The recipe is from Epicurious.com.  It can be cut in half.  The whole recipe will make 2 challahs, or 6-8 bunnies and a nice challah.

    • 1/2 cup plus 2/3 cup warm water
    • 2 tablespoons dry yeast
    • 1 tablespoons plus 3/4 cup sugar
    • 5 large eggs
    • 3/4 cup vegetable oil
    • 1 teaspoon salt
    • 7 1/2 cups (about) all-purpose flour
    • 1 large egg yolk
    • 1 tablespoon water

PREPARATION

    1. Combine 1/2 cup warm water, yeast and 1 tablespoon sugar in large glass measuring cup and stir until yeast dissolves. Let yeast mixture stand at room temperature until foamy, about 10 minutes.
    2. In large bowl of heavy-duty mixer fitted with whisk attachment, beat 5 eggs until blended. Add oil, salt and 3/4 cup sugar and beat until pale yellow and slightly thickened, about 4 minutes. Beat in 2/3 cup warm water. Add yeast mixture and beat until blended. Remove whisk and fit mixer with dough hook. Add enough flour 1 cup at a time to form smooth dough, beating well after each addition. Beat on medium speed until smooth and elastic, about 5 minutes, adding flour by tablespoonfuls if sticky. Turn out onto floured surface and knead 2 minutes.
    3. Lightly oil large bowl. Add dough, turning to coat with oil. Cover with plastic wrap, then with clean kitchen towel. Let dough rise in warm draft-free area until doubled in volume, about 1 hour.
    4. Punch down dough. Cover with plastic and clean kitchen towel and let rise 30 minutes.
    5. Line 2 large baking sheets with parchment and grease lightly.  Turn out dough onto lightly floured surface. Divide dough into 2 equal portions.
    6. For Challah Braid:  Divide one portion into 3 equal pieces. Roll each piece into 9-inch-long rope.
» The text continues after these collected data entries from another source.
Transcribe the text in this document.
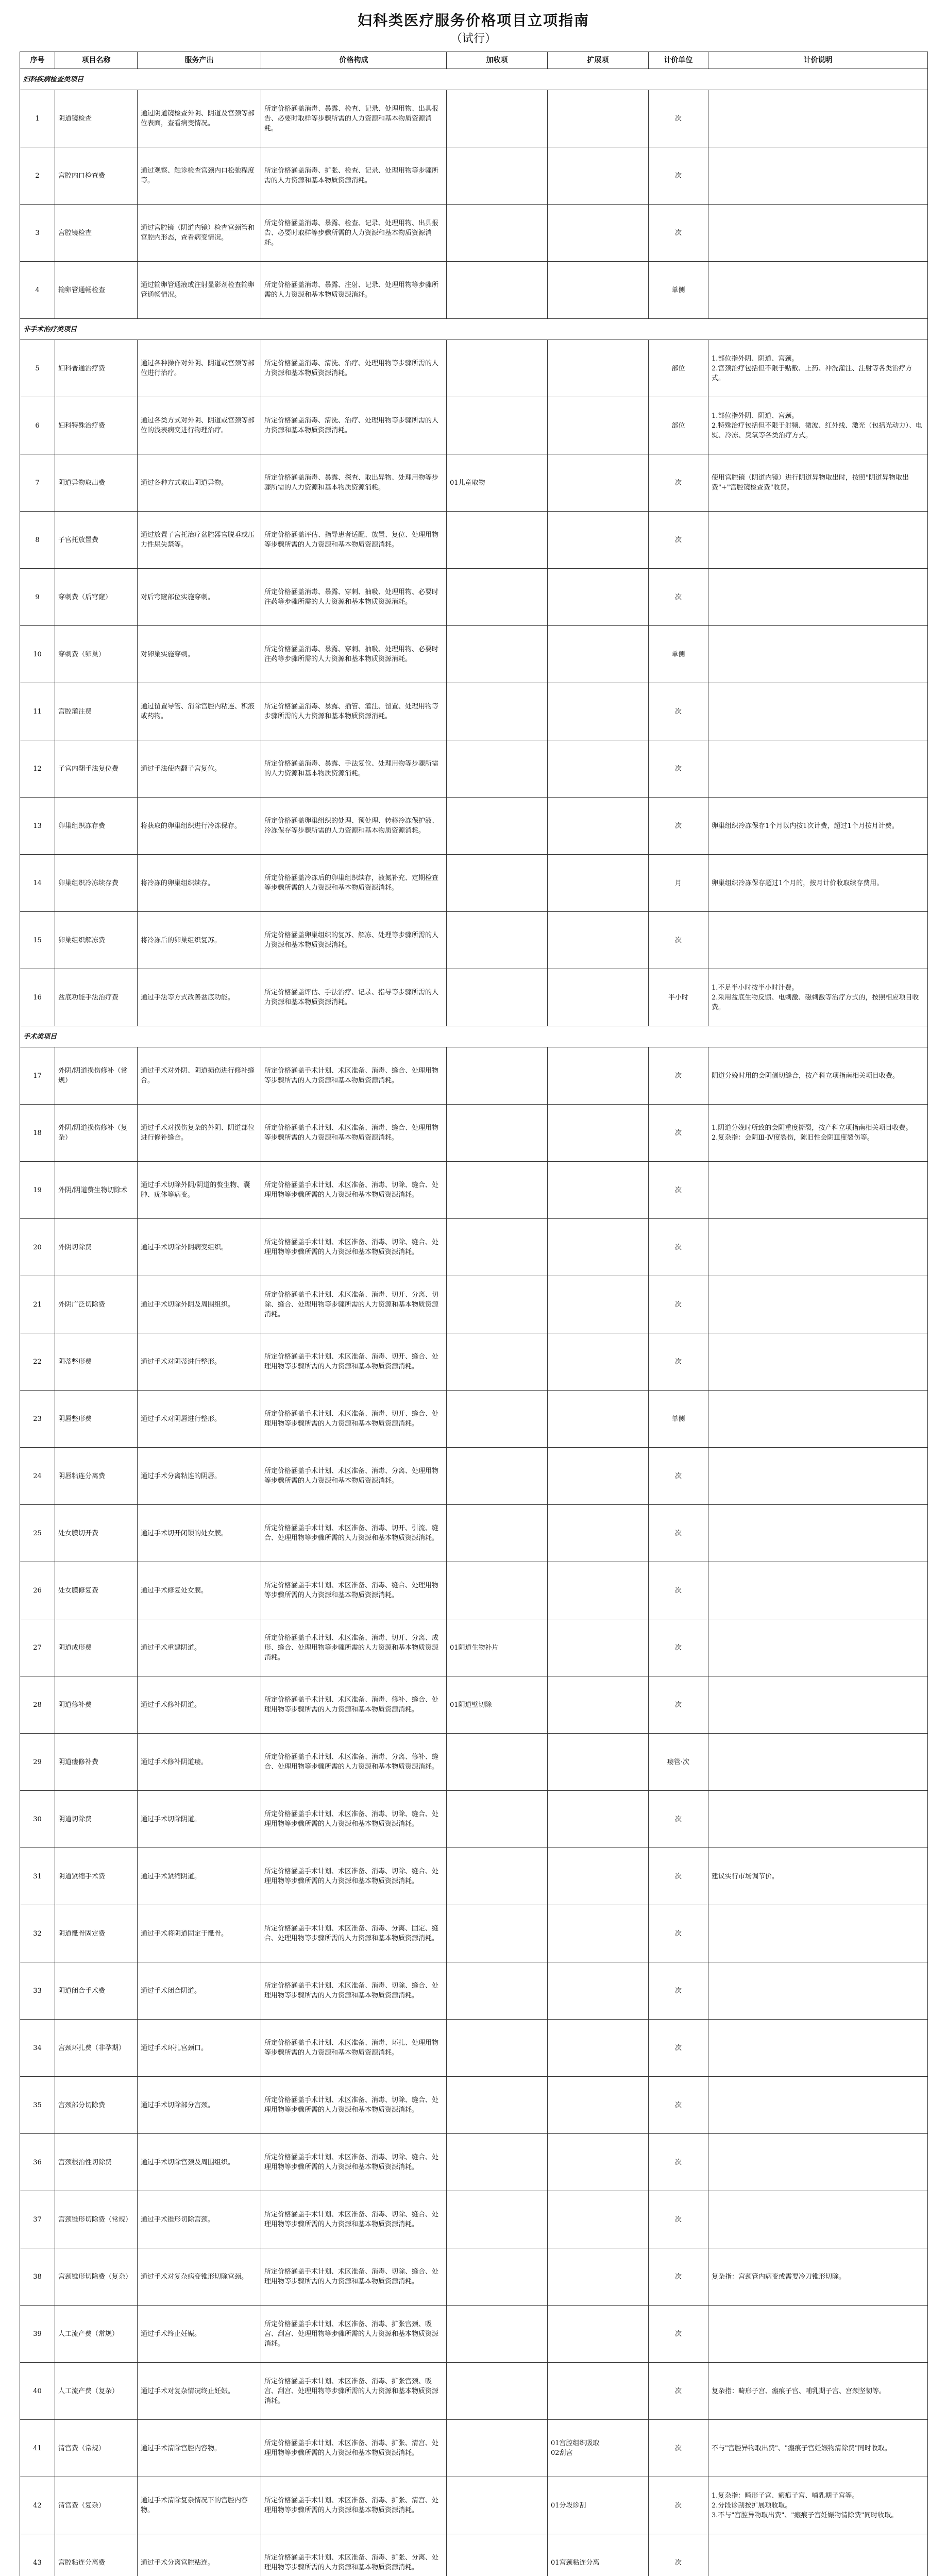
妇科类医疗服务价格项目立项指南
（试行）
序号	项目名称	服务产出	价格构成	加收项	扩展项	计价单位	计价说明
妇科疾病检查类项目							
1	阴道镜检查	通过阴道镜检查外阴、阴道及宫颈等部位表面，查看病变情况。	所定价格涵盖消毒、暴露、检查、记录、处理用物、出具报告、必要时取样等步骤所需的人力资源和基本物质资源消耗。			次	
2	宫腔内口检查费	通过观察、触诊检查宫颈内口松弛程度等。	所定价格涵盖消毒、扩张、检查、记录、处理用物等步骤所需的人力资源和基本物质资源消耗。			次	
3	宫腔镜检查	通过宫腔镜（阴道内镜）检查宫颈管和宫腔内形态，查看病变情况。	所定价格涵盖消毒、暴露、检查、记录、处理用物、出具报告、必要时取样等步骤所需的人力资源和基本物质资源消耗。			次	
4	输卵管通畅检查	通过输卵管通液或注射显影剂检查输卵管通畅情况。	所定价格涵盖消毒、暴露、注射、记录、处理用物等步骤所需的人力资源和基本物质资源消耗。			单侧	
非手术治疗类项目							
5	妇科普通治疗费	通过各种操作对外阴、阴道或宫颈等部位进行治疗。	所定价格涵盖消毒、清洗、治疗、处理用物等步骤所需的人力资源和基本物质资源消耗。			部位	1.部位指外阴、阴道、宫颈。
2.宫颈治疗包括但不限于贴敷、上药、冲洗灌注、注射等各类治疗方式。
6	妇科特殊治疗费	通过各类方式对外阴、阴道或宫颈等部位的浅表病变进行物理治疗。	所定价格涵盖消毒、清洗、治疗、处理用物等步骤所需的人力资源和基本物质资源消耗。			部位	1.部位指外阴、阴道、宫颈。
2.特殊治疗包括但不限于射频、微波、红外线、激光（包括光动力）、电熨、冷冻、臭氧等各类治疗方式。
7	阴道异物取出费	通过各种方式取出阴道异物。	所定价格涵盖消毒、暴露、探查、取出异物、处理用物等步骤所需的人力资源和基本物质资源消耗。	01儿童取物		次	使用宫腔镜（阴道内镜）进行阴道异物取出时，按照"阴道异物取出费"+"宫腔镜检查费"收费。
8	子宫托放置费	通过放置子宫托治疗盆腔器官脱垂或压力性尿失禁等。	所定价格涵盖评估、指导患者适配、放置、复位、处理用物等步骤所需的人力资源和基本物质资源消耗。			次	
9	穿刺费（后穹窿）	对后穹窿部位实施穿刺。	所定价格涵盖消毒、暴露、穿刺、抽吸、处理用物、必要时注药等步骤所需的人力资源和基本物质资源消耗。			次	
10	穿刺费（卵巢）	对卵巢实施穿刺。	所定价格涵盖消毒、暴露、穿刺、抽吸、处理用物、必要时注药等步骤所需的人力资源和基本物质资源消耗。			单侧	
11	宫腔灌注费	通过留置导管、消除宫腔内粘连、积液或药物。	所定价格涵盖消毒、暴露、插管、灌注、留置、处理用物等步骤所需的人力资源和基本物质资源消耗。			次	
12	子宫内翻手法复位费	通过手法使内翻子宫复位。	所定价格涵盖消毒、暴露、手法复位、处理用物等步骤所需的人力资源和基本物质资源消耗。			次	
13	卵巢组织冻存费	将获取的卵巢组织进行冷冻保存。	所定价格涵盖卵巢组织的处理、预处理、转移冷冻保护液、冷冻保存等步骤所需的人力资源和基本物质资源消耗。			次	卵巢组织冷冻保存1个月以内按1次计费，超过1个月按月计费。
14	卵巢组织冷冻续存费	将冷冻的卵巢组织续存。	所定价格涵盖冷冻后的卵巢组织续存，液氮补充、定期检查等步骤所需的人力资源和基本物质资源消耗。			月	卵巢组织冷冻保存超过1个月的，按月计价收取续存费用。
15	卵巢组织解冻费	将冷冻后的卵巢组织复苏。	所定价格涵盖卵巢组织的复苏、解冻、处理等步骤所需的人力资源和基本物质资源消耗。			次	
16	盆底功能手法治疗费	通过手法等方式改善盆底功能。	所定价格涵盖评估、手法治疗、记录、指导等步骤所需的人力资源和基本物质资源消耗。			半小时	1.不足半小时按半小时计费。
2.采用盆底生物反馈、电刺激、磁刺激等治疗方式的，按照相应项目收费。
手术类项目							
17	外阴/阴道损伤修补（常规）	通过手术对外阴、阴道损伤进行修补缝合。	所定价格涵盖手术计划、术区准备、消毒、缝合、处理用物等步骤所需的人力资源和基本物质资源消耗。			次	阴道分娩时用的会阴侧切缝合，按产科立项指南相关项目收费。
18	外阴/阴道损伤修补（复杂）	通过手术对损伤复杂的外阴、阴道部位进行修补缝合。	所定价格涵盖手术计划、术区准备、消毒、缝合、处理用物等步骤所需的人力资源和基本物质资源消耗。			次	1.阴道分娩时所致的会阴重度撕裂，按产科立项指南相关项目收费。
2.复杂指：会阴Ⅲ-Ⅳ度裂伤，陈旧性会阴Ⅲ度裂伤等。
19	外阴/阴道赘生物切除术	通过手术切除外阴/阴道的赘生物、囊肿、疣体等病变。	所定价格涵盖手术计划、术区准备、消毒、切除、缝合、处理用物等步骤所需的人力资源和基本物质资源消耗。			次	
20	外阴切除费	通过手术切除外阴病变组织。	所定价格涵盖手术计划、术区准备、消毒、切除、缝合、处理用物等步骤所需的人力资源和基本物质资源消耗。			次	
21	外阴广泛切除费	通过手术切除外阴及周围组织。	所定价格涵盖手术计划、术区准备、消毒、切开、分离、切除、缝合、处理用物等步骤所需的人力资源和基本物质资源消耗。			次	
22	阴蒂整形费	通过手术对阴蒂进行整形。	所定价格涵盖手术计划、术区准备、消毒、切开、缝合、处理用物等步骤所需的人力资源和基本物质资源消耗。			次	
23	阴唇整形费	通过手术对阴唇进行整形。	所定价格涵盖手术计划、术区准备、消毒、切开、缝合、处理用物等步骤所需的人力资源和基本物质资源消耗。			单侧	
24	阴唇粘连分离费	通过手术分离粘连的阴唇。	所定价格涵盖手术计划、术区准备、消毒、分离、处理用物等步骤所需的人力资源和基本物质资源消耗。			次	
25	处女膜切开费	通过手术切开闭锁的处女膜。	所定价格涵盖手术计划、术区准备、消毒、切开、引流、缝合、处理用物等步骤所需的人力资源和基本物质资源消耗。			次	
26	处女膜修复费	通过手术修复处女膜。	所定价格涵盖手术计划、术区准备、消毒、缝合、处理用物等步骤所需的人力资源和基本物质资源消耗。			次	
27	阴道成形费	通过手术重建阴道。	所定价格涵盖手术计划、术区准备、消毒、切开、分离、成形、缝合、处理用物等步骤所需的人力资源和基本物质资源消耗。	01阴道生物补片		次	
28	阴道修补费	通过手术修补阴道。	所定价格涵盖手术计划、术区准备、消毒、修补、缝合、处理用物等步骤所需的人力资源和基本物质资源消耗。	01阴道壁切除		次	
29	阴道瘘修补费	通过手术修补阴道瘘。	所定价格涵盖手术计划、术区准备、消毒、分离、修补、缝合、处理用物等步骤所需的人力资源和基本物质资源消耗。			瘘管·次	
30	阴道切除费	通过手术切除阴道。	所定价格涵盖手术计划、术区准备、消毒、切除、缝合、处理用物等步骤所需的人力资源和基本物质资源消耗。			次	
31	阴道紧缩手术费	通过手术紧缩阴道。	所定价格涵盖手术计划、术区准备、消毒、切除、缝合、处理用物等步骤所需的人力资源和基本物质资源消耗。			次	建议实行市场调节价。
32	阴道骶骨固定费	通过手术将阴道固定于骶骨。	所定价格涵盖手术计划、术区准备、消毒、分离、固定、缝合、处理用物等步骤所需的人力资源和基本物质资源消耗。			次	
33	阴道闭合手术费	通过手术闭合阴道。	所定价格涵盖手术计划、术区准备、消毒、切除、缝合、处理用物等步骤所需的人力资源和基本物质资源消耗。			次	
34	宫颈环扎费（非孕期）	通过手术环扎宫颈口。	所定价格涵盖手术计划、术区准备、消毒、环扎、处理用物等步骤所需的人力资源和基本物质资源消耗。			次	
35	宫颈部分切除费	通过手术切除部分宫颈。	所定价格涵盖手术计划、术区准备、消毒、切除、缝合、处理用物等步骤所需的人力资源和基本物质资源消耗。			次	
36	宫颈根治性切除费	通过手术切除宫颈及周围组织。	所定价格涵盖手术计划、术区准备、消毒、切除、缝合、处理用物等步骤所需的人力资源和基本物质资源消耗。			次	
37	宫颈锥形切除费（常规）	通过手术锥形切除宫颈。	所定价格涵盖手术计划、术区准备、消毒、切除、缝合、处理用物等步骤所需的人力资源和基本物质资源消耗。			次	
38	宫颈锥形切除费（复杂）	通过手术对复杂病变锥形切除宫颈。	所定价格涵盖手术计划、术区准备、消毒、切除、缝合、处理用物等步骤所需的人力资源和基本物质资源消耗。			次	复杂指：宫颈管内病变或需要冷刀锥形切除。
39	人工流产费（常规）	通过手术终止妊娠。	所定价格涵盖手术计划、术区准备、消毒、扩张宫颈、吸宫、刮宫、处理用物等步骤所需的人力资源和基本物质资源消耗。			次	
40	人工流产费（复杂）	通过手术对复杂情况终止妊娠。	所定价格涵盖手术计划、术区准备、消毒、扩张宫颈、吸宫、刮宫、处理用物等步骤所需的人力资源和基本物质资源消耗。			次	复杂指：畸形子宫、瘢痕子宫、哺乳期子宫、宫颈坚韧等。
41	清宫费（常规）	通过手术清除宫腔内容物。	所定价格涵盖手术计划、术区准备、消毒、扩张、清宫、处理用物等步骤所需的人力资源和基本物质资源消耗。		01宫腔组织吸取
02刮宫	次	不与"宫腔异物取出费"、"瘢痕子宫妊娠物清除费"同时收取。
42	清宫费（复杂）	通过手术清除复杂情况下的宫腔内容物。	所定价格涵盖手术计划、术区准备、消毒、扩张、清宫、处理用物等步骤所需的人力资源和基本物质资源消耗。		01分段诊刮	次	1.复杂指：畸形子宫、瘢痕子宫、哺乳期子宫等。
2.分段诊刮按扩展项收取。
3.不与"宫腔异物取出费"、"瘢痕子宫妊娠物清除费"同时收取。
43	宫腔粘连分离费	通过手术分离宫腔粘连。	所定价格涵盖手术计划、术区准备、消毒、扩张、分离、处理用物等步骤所需的人力资源和基本物质资源消耗。		01宫颈粘连分离	次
Braid 3 ropes together; pinch ends together to seal.  Place on a baking sheet lined with parchment.
    7. For Bunnies:  Divide one portion into 6-8 pieces, depending on how big you want your bunnies.  Roll each piece into a rope, then fold and twist about 2/3 of the way from the folded end.  This end is the body.  The loose ends become the head and ears.  You can plump up the face a little if you want, but don’t overthink it too much.  Just plop it down on a parchment-covered baking sheet and prod it a little bit into a bunny.
    8. Place baking sheets in a warm area and cover with a towel.  Let rise until almost doubled, about 30 minutes.
    9. Preheat oven to 400°F. Whisk yolk with 1 tablespoon water to blend, and brush dough with egg mixture.  Add little snipped bits of raisins for eyes.  Bake 10 minutes.  Reduce oven temperature to 350°F and bake until bread is golden brown and sounds hollow when tapped on bottom, about 35 minutes.  Transfer loaves to rack and cool completely. (Can be prepared 1 day ahead. Wrap tightly in plastic and store at room temperature.)
    10. ICING:  Mix 1 cup of confectioner’s sugar, 1 tablespoon of soft butter, 1-2 Tablespoons of milk, and a pinch of salt in a small bowl.   If you want more icing, double the amounts, and adjust as needed for consistency.  Pipe the crosses using a pastry bag or Ziploc with the corner snipped off.

Eat warm from the oven or keep stored in a Ziploc for a few days.  They refresh nicely with a few seconds in the microwave, although the icing will smear a little.  They look their best on Day One.